Epsilon-induction and epsilon-recursion

1. Epsilon-induction

Earlier, we stated the principle of epsilon-induction.

Axiom Scheme of $\in$ -Induction: For all first order formulas $ϕ (x, \overline{a})$ of the language $L_{\in}$ , $\forall \overline{a} (\forall x (\forall y \in x ϕ (y) \to ϕ (x)) \to \forall x ϕ (x, \overline{a}))$ .

Instead of adopting this as an axiom scheme, we followed most authors in adopting only a special case of it, the Axiom of Foundation.

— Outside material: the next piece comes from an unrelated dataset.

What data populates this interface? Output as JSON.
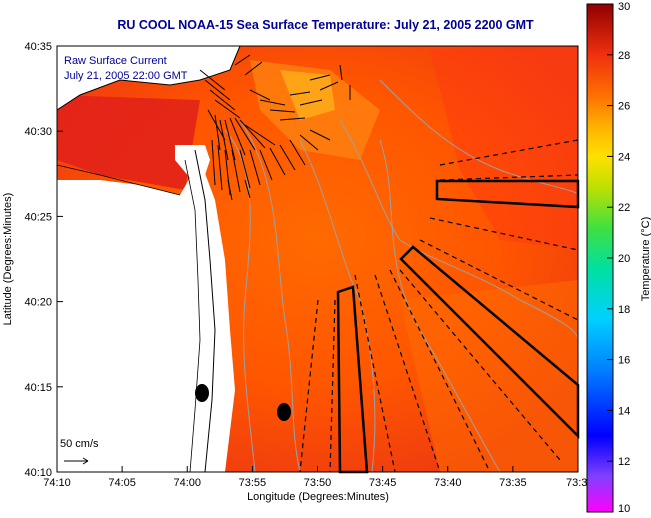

Axiom of Foundation: $\forall x (\exists y y \in x \to \exists y (y \in x \land \neg \exists z (z \in x \land z \in y)))$ .

It is time to show that with the axiom of foundation (and the other axioms, nortably replacement and the axiom of infinity) we can derive the principle of epsilon-induction.

Proposition.

The axiom scheme of $\in$ -Induction follows from the axiom of foundation and other axioms of set theory.

Proof.

Suppose $\forall x (\forall y \in x ϕ (y) \to ϕ (x))$ and $a$ is a set. We want to show $ϕ (a)$ . Let $b$ be a transitive set containing $a$ . (The existence of such transitive sets was proved from Infinitity and Replacement.) Let $c = \{x \in b: \neg ϕ (x)\}$ . If $c$ were nonempty then by foundation let $x \in c$ with $x \cap c = \emptyset$ . So for every $y \in x$ we have $y \in b$ since $x \in c \subseteq b$ and $b$ is transitive, and hence $y \notin c$ . It follows from $x \cap c = \emptyset$ and $y \in b$ that $ϕ (y)$ . Therefore $\forall y \in x ϕ (y)$ and hence $ϕ (x)$ contradicting $x \in c$ . Therefore $c$ is empty and $\forall x \in b ϕ (x)$ and in particular $ϕ (a)$ , as required.

2. Epsilon-recursion

Just as for the integers, $\in$ -induction wouldn't be so useful if it didn't go hand-in-hand with a principle of recursion.

Theorem.

Suppose $ψ (x, y, z, \overline{a})$ is a first order formula and $\forall x \forall y \exists! z ψ (x, y, z, \overline{a})$ . Then there is a formula $θ (x, y, \overline{a})$ such that $\forall x \exists! y θ (x, y, \overline{a})$ and for all $x$ and $f = \{⟨ u, v ⟩: u \in x \land θ (u, v, \overline{a})\}$ with $ψ (x, f, y, \overline{a})$ we have $θ (x, z, \overline{a})$ .

In other words, given a class function $G$ we can define a new class function $F$ by $F (x) = G (\{⟨ u, F (u) ⟩: u \in x\}, x)$ . The proof is similar to the previous recursion theorem.

Proof.

Define an attempt to be a set function $f$ with transitive domain $dom (f)$ such that for all $x \in dom (f)$ we have $f (x) = G (\{⟨ u, f (u) ⟩: u \in x\}, x)$ . where $G (r, s)$ is the unique $t$ such that $ψ (r, s, t, \overline{a})$ .

We just need to prove now by $\in$ -induction that: (A) if $f, g$ are attempts and $x \in dom (f) \cap dom (g)$ then $f (x) = g (x)$ ; and (B) for all $x$ there is an attempt $f$ with $x \in dom (f)$ . This is straightforward.